The biggest proof of this is that there have been efforts by three major developers of tidyverse
to attack that question. Hadley Wickham created purrrlyr, Jenny Bryan dealt with the theme here (and mainly here) and Romain François himself, current maintainer of dplyr, recently created this package.

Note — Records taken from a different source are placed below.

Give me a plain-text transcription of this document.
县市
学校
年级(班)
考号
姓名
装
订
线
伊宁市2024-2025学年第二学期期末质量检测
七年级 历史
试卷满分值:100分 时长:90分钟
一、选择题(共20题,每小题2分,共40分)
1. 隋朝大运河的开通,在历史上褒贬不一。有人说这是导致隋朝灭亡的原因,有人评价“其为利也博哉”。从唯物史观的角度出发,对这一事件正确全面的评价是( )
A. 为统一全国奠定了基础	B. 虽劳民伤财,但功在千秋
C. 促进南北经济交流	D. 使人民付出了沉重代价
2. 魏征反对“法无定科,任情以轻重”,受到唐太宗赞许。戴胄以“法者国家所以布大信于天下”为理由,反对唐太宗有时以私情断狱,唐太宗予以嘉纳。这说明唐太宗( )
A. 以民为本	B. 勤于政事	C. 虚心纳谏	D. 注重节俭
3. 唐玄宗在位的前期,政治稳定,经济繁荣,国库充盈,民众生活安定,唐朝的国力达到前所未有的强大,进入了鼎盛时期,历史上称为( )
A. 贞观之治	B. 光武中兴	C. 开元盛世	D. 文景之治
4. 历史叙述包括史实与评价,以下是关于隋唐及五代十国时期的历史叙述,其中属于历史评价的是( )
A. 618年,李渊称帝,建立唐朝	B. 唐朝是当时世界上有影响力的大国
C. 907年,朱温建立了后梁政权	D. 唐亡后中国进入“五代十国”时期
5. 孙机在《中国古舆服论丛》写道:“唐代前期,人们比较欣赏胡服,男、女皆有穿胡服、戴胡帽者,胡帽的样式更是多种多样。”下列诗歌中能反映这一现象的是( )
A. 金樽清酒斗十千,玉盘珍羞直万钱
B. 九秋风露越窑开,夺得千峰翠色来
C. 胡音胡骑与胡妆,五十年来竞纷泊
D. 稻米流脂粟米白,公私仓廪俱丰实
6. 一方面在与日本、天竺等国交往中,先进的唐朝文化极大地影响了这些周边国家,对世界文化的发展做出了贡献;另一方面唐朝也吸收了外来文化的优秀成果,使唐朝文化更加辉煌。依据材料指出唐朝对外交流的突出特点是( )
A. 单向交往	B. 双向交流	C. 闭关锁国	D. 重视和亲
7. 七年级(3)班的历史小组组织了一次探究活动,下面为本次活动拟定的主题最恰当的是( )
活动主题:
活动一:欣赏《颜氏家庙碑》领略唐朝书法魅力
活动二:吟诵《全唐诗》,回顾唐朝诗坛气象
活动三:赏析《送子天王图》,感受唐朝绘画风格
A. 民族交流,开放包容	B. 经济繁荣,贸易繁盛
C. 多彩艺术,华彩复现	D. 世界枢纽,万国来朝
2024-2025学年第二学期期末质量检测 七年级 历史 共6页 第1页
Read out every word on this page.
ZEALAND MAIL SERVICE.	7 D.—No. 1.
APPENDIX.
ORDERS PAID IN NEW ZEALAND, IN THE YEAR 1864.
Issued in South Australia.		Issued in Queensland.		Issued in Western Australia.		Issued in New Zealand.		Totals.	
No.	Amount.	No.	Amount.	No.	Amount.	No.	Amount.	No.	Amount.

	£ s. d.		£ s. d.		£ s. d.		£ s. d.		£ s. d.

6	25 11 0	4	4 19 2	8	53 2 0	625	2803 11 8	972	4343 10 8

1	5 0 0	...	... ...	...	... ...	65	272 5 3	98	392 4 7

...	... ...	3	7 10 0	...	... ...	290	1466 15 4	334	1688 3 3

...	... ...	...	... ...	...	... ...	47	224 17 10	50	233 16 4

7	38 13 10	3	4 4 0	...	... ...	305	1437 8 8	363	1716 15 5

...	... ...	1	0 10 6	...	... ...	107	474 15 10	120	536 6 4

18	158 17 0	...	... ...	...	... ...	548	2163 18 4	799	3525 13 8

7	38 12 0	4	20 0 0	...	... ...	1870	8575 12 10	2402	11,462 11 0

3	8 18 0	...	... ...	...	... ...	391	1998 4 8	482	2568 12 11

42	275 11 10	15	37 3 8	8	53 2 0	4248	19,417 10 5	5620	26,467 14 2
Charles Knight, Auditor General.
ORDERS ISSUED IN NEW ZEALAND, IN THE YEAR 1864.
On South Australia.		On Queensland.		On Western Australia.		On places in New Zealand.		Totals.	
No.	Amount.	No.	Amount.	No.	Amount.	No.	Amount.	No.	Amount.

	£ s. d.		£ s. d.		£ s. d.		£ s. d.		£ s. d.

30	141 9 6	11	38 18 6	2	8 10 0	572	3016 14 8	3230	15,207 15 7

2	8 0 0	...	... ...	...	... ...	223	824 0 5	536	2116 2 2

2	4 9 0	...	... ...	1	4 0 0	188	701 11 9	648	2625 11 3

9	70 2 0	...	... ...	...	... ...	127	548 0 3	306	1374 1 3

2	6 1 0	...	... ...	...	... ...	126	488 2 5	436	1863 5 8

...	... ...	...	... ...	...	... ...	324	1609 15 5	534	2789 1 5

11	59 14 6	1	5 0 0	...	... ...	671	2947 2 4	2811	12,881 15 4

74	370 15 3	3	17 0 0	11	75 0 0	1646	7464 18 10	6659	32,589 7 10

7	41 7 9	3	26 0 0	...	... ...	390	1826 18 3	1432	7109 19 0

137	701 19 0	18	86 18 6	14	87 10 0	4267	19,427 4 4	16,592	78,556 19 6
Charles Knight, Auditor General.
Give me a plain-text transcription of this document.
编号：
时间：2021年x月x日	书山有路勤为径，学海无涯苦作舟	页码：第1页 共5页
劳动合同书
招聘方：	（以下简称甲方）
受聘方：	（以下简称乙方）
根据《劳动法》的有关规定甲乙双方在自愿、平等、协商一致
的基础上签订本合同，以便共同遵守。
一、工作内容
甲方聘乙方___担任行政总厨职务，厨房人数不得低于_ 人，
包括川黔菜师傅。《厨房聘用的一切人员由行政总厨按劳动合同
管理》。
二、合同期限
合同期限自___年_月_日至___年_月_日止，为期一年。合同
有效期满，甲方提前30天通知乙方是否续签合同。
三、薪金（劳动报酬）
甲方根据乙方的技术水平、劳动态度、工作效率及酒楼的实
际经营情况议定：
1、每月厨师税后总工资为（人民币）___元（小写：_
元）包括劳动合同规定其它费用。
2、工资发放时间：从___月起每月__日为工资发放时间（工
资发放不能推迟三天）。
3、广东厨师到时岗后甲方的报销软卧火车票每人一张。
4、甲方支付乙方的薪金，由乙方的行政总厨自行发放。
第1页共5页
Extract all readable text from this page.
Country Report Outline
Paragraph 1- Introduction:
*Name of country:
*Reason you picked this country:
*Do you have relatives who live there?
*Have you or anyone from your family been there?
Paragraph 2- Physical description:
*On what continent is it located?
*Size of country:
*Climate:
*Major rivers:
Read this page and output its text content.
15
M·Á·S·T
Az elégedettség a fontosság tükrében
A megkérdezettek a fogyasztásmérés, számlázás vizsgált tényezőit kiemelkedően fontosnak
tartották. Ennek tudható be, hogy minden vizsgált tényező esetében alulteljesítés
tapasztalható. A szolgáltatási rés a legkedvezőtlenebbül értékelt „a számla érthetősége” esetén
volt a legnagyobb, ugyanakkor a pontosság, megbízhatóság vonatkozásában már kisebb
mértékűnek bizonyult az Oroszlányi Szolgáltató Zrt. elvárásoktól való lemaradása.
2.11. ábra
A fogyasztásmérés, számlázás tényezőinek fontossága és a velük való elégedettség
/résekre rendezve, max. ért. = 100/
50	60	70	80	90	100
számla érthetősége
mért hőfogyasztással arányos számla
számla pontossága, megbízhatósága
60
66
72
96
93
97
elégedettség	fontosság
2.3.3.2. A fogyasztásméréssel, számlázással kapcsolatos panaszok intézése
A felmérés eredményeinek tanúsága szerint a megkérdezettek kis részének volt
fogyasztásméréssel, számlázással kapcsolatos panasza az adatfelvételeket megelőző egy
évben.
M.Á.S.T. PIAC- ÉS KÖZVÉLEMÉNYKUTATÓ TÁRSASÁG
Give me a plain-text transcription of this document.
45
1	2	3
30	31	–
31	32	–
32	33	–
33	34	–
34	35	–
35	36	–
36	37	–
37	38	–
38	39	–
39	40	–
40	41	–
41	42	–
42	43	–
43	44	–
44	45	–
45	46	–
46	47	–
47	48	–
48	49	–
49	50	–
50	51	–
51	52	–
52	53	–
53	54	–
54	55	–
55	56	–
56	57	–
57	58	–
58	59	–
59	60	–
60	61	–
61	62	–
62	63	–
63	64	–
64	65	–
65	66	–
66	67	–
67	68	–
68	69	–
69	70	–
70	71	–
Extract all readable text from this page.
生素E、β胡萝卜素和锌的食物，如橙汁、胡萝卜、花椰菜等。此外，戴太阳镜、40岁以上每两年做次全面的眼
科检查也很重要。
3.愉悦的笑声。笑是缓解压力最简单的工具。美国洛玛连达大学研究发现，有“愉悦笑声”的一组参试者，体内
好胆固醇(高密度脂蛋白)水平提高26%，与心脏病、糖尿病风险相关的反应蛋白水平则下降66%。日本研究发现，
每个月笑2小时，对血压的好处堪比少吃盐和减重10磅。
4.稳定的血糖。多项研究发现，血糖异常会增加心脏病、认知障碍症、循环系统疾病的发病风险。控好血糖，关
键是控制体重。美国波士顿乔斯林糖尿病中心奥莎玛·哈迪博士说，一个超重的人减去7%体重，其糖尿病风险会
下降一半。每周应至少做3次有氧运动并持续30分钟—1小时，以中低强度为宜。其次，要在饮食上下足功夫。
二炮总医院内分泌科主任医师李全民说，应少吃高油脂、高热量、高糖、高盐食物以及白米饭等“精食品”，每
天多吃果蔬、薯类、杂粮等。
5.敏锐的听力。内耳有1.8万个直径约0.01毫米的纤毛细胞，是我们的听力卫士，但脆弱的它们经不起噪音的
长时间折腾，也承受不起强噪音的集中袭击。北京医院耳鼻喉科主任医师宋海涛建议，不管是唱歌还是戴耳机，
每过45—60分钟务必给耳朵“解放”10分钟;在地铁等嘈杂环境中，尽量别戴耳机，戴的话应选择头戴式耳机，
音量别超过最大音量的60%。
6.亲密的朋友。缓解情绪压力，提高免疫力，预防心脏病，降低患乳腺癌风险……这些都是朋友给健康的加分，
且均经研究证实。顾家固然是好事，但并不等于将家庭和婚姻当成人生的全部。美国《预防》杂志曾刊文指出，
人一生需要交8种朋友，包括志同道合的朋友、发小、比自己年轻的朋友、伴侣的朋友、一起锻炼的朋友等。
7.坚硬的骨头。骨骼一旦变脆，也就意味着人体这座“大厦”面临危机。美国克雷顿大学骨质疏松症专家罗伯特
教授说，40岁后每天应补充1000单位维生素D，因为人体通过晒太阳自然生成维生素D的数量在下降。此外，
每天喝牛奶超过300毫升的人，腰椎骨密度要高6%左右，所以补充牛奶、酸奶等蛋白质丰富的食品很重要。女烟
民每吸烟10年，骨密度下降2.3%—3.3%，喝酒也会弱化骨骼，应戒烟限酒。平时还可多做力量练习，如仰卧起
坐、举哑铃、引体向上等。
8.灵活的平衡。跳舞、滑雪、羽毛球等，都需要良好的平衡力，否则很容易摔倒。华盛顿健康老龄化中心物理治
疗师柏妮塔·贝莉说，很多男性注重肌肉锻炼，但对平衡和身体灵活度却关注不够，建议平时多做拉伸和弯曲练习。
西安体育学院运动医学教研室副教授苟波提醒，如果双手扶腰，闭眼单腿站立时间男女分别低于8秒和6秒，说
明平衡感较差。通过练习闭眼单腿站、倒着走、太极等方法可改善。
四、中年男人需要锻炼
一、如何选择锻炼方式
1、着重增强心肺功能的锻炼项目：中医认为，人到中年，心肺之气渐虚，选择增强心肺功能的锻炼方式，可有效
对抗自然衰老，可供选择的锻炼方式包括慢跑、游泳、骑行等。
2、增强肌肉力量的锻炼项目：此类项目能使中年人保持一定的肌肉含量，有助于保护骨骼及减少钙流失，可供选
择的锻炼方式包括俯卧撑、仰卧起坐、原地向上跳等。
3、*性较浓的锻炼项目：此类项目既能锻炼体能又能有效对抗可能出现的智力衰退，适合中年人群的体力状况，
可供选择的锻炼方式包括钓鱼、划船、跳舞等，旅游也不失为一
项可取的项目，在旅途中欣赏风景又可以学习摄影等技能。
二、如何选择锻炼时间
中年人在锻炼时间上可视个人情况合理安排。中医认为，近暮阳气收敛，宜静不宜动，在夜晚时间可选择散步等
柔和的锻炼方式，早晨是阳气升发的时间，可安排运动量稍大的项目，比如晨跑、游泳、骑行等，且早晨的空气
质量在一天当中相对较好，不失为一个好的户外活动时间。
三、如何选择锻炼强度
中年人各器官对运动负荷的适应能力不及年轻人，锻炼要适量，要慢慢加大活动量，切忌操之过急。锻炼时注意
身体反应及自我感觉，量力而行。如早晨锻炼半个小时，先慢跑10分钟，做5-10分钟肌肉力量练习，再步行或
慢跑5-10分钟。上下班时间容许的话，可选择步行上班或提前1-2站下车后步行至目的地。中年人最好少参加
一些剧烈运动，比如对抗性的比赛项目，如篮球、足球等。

The answer I offer then is to use the purrr::transpose()
to resolve the issue.
The purrr offers the function transpose
which makes lista[[1]]][[2]]
in lista[[2]][[1]]
. Using this function we can create a coluna-lista
for each line.
tidy_data <- data_1 %>%
as_tibble() %>%
mutate(linhas = transpose(data_1) %>% map(unlist))
tidy_data
# A tibble: 30 x 7
var1 var2 var3 var4 var5 var6 linhas
<dbl> <dbl> <dbl> <dbl> <dbl> <dbl> <list>
1 29.1 56.5 89.2 33.3 79.5 55.1 <dbl [6]>
2 69.8 41.2 23.3 92.0 93.3 38.3 <dbl [6]>
3 68.7 44.4 45.4 30.7 99.6 26.6 <dbl [6]>
4 69.9 60.6 21.1 30.5 95.4 88.0 <dbl [6]>
5 88.9 34.5 39.1 28.4 58.9 38.8 <dbl [6]>
6 71.2 80.8 76.5 60.9 42.7 99.1 <dbl [6]>
7 20.8 36.1 44.6 44.0 40.1 68.2 <dbl [6]>
8 38.6 40.7 60.7 22.1 60.3 99.9 <dbl [6]>
9 73.3 99.4 24.1 44.8 59.8 50.0 <dbl [6]>
10 61.1 84.6 65.2 79.4 45.5 64.4 <dbl [6]>
# ... with 20 more rows
After this done, just apply your function to each line with mutate()
+ map()
.
tidy_data %>%
mutate(estats = map(linhas, f1))
# A tibble: 30 x 8
var1 var2 var3 var4 var5 var6 linhas estats
<dbl> <dbl> <dbl> <dbl> <dbl> <dbl> <list> <list>
1 29.1 56.5 89.2 33.3 79.5 55.1 <dbl [6]> <dbl [3]>
2 69.8 41.2 23.3 92.0 93.3 38.3 <dbl [6]> <dbl [3]>
3 68.7 44.4 45.4 30.7 99.6 26.6 <dbl [6]> <dbl [3]>
4 69.9 60.6 21.1 30.5 95.4 88.0 <dbl [6]> <dbl [3]>
5 88.9 34.5 39.1 28.4 58.9 38.8 <dbl [6]> <dbl [3]>
6 71.2 80.8 76.5 60.9 42.7 99.1 <dbl [6]> <dbl [3]>
7 20.8 36.1 44.6 44.0 40.1 68.2 <dbl [6]> <dbl [3]>
8 38.6 40.7 60.7 22.1 60.3 99.9 <dbl [6]> <dbl [3]>
9 73.3 99.4 24.1 44.8 59.8 50.0 <dbl [6]> <dbl [3]>
10 61.1 84.6 65.2 79.4 45.5 64.4 <dbl [6]> <dbl [3]>
# ... with 20 more rows
The above solution leaves the result in a column-list, in case you get uncomfortable with them we can expand the mutate
and we will have
tidy_data %>%
mutate(s = map_dbl(linhas, sum),
m = map_dbl(linhas, mean),
v = map_dbl(linhas, sd))
# A tibble: 30 x 10
var1 var2 var3 var4 var5 var6 linhas s m v
<dbl> <dbl> <dbl> <dbl> <dbl> <dbl> <list> <dbl> <dbl> <dbl>
1 29.1 56.5 89.2 33.3 79.5 55.1 <dbl [6]> 343. 57.1 24.0
2 69.8 41.2 23.3 92.0 93.3 38.3 <dbl [6]> 358. 59.7 29.7
3 68.7 44.4 45.4 30.7 99.6 26.6 <dbl [6]> 315. 52.6 27.4
4 69.9 60.6 21.1 30.5 95.4 88.0 <dbl [6]> 365. 60.9 30.0
5 88.9 34.5 39.1 28.4 58.9 38.8 <dbl [6]> 289. 48.1 22.4
6 71.2 80.8 76.5 60.9 42.7 99.1 <dbl [6]> 431. 71.9 19.0
7 20.8 36.1 44.6 44.0 40.1 68.2 <dbl [6]> 254. 42.3 15.4
8 38.6 40.7 60.7 22.1 60.3 99.9 <dbl [6]> 322. 53.7 26.9
9 73.3 99.4 24.1 44.8 59.8 50.0 <dbl [6]> 351. 58.6 25.8
10 61.1 84.6 65.2 79.4 45.5 64.4 <dbl [6]> 400. 66.7 13.9
# ... with 20 more rows
Another possible solution would be to play the table in a long format, group the data by rows and create a summary with the statistics.
These solutions are more robust than transforming the table into a matrix because data coercion can occur in the matrix to character
if there is such a column in the table.